Dito isto, a saúde mental continua a ser uma questão complexa e sensível. Nem todos os funcionários vão usar os benefícios disponíveis. Alguns podem nunca sentir necessidade, outros podem não se sentir à vontade para o fazer. Mas isso não diminui a importância de disponibilizar esses recursos.

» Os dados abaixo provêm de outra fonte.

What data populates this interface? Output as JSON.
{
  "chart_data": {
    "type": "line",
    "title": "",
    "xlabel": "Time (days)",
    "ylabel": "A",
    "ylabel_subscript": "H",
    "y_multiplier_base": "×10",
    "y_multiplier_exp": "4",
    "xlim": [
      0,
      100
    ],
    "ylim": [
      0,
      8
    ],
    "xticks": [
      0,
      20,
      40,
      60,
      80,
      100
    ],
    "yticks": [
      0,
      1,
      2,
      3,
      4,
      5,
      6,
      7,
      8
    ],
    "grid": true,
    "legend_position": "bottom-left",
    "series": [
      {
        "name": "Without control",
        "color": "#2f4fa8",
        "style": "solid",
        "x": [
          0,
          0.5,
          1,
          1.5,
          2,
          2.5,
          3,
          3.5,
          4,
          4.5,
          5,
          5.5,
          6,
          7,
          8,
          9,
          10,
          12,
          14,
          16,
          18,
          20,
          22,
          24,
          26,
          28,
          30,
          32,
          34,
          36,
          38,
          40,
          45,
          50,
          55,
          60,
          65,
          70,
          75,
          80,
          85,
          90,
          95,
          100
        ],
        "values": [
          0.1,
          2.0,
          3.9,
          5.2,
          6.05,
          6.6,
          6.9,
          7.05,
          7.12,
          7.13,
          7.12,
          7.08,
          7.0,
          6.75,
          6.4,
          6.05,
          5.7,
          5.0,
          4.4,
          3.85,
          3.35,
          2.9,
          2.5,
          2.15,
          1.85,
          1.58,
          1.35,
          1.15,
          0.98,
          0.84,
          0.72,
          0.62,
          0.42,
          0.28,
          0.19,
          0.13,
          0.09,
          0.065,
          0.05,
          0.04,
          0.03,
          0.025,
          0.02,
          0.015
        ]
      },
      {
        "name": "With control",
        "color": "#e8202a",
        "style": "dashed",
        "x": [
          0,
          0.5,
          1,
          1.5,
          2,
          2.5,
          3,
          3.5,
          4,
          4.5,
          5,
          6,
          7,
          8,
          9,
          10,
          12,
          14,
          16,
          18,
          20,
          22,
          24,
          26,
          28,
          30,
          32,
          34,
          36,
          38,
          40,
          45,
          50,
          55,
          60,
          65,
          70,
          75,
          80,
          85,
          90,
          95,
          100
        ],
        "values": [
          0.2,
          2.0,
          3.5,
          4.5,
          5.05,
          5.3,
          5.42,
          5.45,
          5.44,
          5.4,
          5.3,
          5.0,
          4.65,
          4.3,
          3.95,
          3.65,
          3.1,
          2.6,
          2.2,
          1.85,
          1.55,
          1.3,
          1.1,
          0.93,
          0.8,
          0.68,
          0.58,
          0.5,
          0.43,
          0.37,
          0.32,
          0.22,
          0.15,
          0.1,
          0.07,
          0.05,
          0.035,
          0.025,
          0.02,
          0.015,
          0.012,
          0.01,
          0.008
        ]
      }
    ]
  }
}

O que importa é que o apoio existe — e que é visível. As nossas conclusões sugerem que os funcionários valorizam os benefícios de saúde mental não só por razões práticas, mas também pelo que representam: um local de trabalho que leva a sério o bem-estar mental.
Dados demográficos
Distribuição por idade
- Menores de 18 anos — 0,4%
- 18–27 – 13,8%
- 28–43 – 51,9%
- 44–59 – 29,9%
- 60–69 – 3,0%
- 70–78 – 0,6%
- 79 ou mais – 0,4%
Composição por género
- Homens – 70,1%
- Mulheres – 28,2%
- Outros – 1,7%
Nível de antiguidade
- Nível inicial – 13,5%
- Nível médio – 41,1%
- Nível sénior – 40,4%
- C-suite / Executivo – 5,0%
Nota
Esta pesquisa online anónima da Kickresume, feita em março de 2025, reuniu opiniões de 1.028 participantes globais sobre os benefícios da saúde mental no trabalho. Todos os participantes foram contactados através da base de dados interna da Kickresume, composta principalmente por utilizadores da Kickresume.